In the wake of civil unrest in Ferguson, MO, President Barack Obama endorsed the use of body cameras by police in order to encourage better community-police relations. The federal government has also offered to provide 50% of the funding necessary to purchase the cameras for any state or local agency that wishes to outfit their officers. We rely on the police to protect citizens and enforce the laws of the State, but cops are human beings and no human being is perfect. Body cameras may not prevent law enforcement officers from making mistakes (which are bound to happen), but they could prevent a defendant from being unconstitutionally prosecuted due to an officer’s mistake. And I feel like body cameras would almost certainly deter cops with less-than-noble intentions from exercising their power in improper ways.

Police departments in Durham, Carrboro, Chapel Hill, Garner, and Knightdale, as well as the Wake County Sheriff’s Office, began testing the efficacy of body cams or are planning to operate pilot programs for the devices in the near future. Since early July, the Hillsborough police department has equipped more than half of its full-time police force with the body cameras. I’ll grant that Hillsborough has one of the smaller police departments in the Triangle, with only 16 full-time officers compared to the more than 700 officers employed within the Raleigh Police Department. However, the Raleigh Police Department has a correspondingly larger budget than the Hillsborough Police Department and they handle a higher percentage of serious offenses than the Hillsborough office. I would argue that this makes it even more imperative for Raleigh officers to be equipped with body cameras, but the Chief of Police here in Raleigh disagrees with me on this point.

Equipping the technology is one thing, but the law enforcement agencies are simultaneously coming up with protocols that govern when, where, and why it would be appropriate to turn the cameras off in the line of duty. As Duane Hampton, chief of police for the Hillsborough Police Department was quoted as saying, “What happens if a civilian requests that the camera be turned off? What if the officer is in someone’s private home?” And some law enforcement agencies like the Raleigh Police Department aren’t yet sold on the idea of body cameras because of concerns that they would discourage people who wish to provide information to police anonymously from coming forward to speak with patrol officers. It seems to me that this concern could be addressed through implementing certain policies or protocols, but I’ll grant the Raleigh police that it is a worthy point to consider when exploring the possibility of equipping officers with body cameras.

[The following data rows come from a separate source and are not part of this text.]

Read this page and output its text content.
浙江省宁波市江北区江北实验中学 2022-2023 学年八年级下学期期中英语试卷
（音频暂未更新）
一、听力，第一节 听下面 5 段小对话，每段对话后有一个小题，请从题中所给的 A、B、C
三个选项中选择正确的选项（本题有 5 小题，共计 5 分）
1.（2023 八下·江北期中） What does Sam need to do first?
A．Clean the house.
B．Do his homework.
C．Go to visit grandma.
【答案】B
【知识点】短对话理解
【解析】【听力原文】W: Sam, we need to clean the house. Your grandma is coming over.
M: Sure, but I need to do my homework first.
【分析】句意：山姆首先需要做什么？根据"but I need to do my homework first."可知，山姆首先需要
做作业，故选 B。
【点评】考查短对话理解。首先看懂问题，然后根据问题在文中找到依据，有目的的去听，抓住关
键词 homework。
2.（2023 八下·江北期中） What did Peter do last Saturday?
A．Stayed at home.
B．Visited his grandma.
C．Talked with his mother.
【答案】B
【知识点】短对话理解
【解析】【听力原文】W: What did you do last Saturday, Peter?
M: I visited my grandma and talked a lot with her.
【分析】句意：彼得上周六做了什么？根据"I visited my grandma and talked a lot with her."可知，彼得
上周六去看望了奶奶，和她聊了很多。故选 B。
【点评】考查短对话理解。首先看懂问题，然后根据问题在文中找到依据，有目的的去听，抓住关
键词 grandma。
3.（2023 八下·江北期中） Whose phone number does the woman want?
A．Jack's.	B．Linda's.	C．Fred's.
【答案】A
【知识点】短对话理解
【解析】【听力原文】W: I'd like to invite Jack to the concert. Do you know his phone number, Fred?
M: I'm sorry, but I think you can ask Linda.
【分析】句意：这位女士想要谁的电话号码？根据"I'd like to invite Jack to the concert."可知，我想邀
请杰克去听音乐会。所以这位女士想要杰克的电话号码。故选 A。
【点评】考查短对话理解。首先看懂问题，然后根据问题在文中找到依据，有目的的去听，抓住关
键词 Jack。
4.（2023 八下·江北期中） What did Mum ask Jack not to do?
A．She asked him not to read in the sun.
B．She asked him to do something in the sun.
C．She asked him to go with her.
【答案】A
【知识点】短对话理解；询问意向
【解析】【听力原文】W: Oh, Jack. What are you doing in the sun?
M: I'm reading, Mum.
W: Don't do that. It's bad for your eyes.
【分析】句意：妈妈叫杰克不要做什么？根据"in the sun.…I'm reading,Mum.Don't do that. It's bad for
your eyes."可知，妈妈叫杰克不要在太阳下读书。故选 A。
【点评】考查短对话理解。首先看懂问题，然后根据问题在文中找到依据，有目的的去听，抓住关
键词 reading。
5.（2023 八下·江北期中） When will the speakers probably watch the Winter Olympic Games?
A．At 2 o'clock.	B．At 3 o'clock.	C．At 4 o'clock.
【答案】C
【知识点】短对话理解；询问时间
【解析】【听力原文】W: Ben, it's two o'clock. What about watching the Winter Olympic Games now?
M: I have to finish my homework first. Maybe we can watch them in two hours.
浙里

The cameras aren’t necessary for recording most police-civilian interactions, but could prove invaluable in those instances where police brutality is alleged or there is reason to believe that law enforcement officers are obscuring the truth (to say nothing of outright lying). Although our office has used footage from dashboard cameras to assist in defending our clients, dashboard cameras have their limitations. For one thing, the dashboard cameras often have blind spots that make it difficult or impossible to see certain angles during a traffic stop or during field sobriety testing for DWIs. For another, having the dashboard camera fixed to a police vehicle means that any investigation or police work that doesn’t occur at the roadside isn’t captured – and we can hardly ask an officer to require all crime victims or criminal suspects be interviewed in front of a patrol vehicle. With body cameras, defense attorneys and prosecutors could see firsthand the appearance of alleged victims of violent assaults, could get a better view of how field sobriety tests for DWIs are conducted, and could have a better idea of whether roadside vehicle searches were performed constitutionally.

While I’m cautiously optimistic about the use of body cameras in the future, I’d like to reiterate a point I’ve made previously that the footage from those cameras are only as good as the ability of the public to access that footage. If police departments demonstrate that they are unwilling to turn over video from body cameras to attorneys, or if departments don’t put policies in place to deal with appropriate requests for body camera recordings, then the body cameras aren’t worth the parts they’re made from. The cameras become, at best, glorified window-dressing to make the public feel better about police integrity. If implemented with the goal of transparency in mind, however, I believe that body cameras can be powerful tools of justice.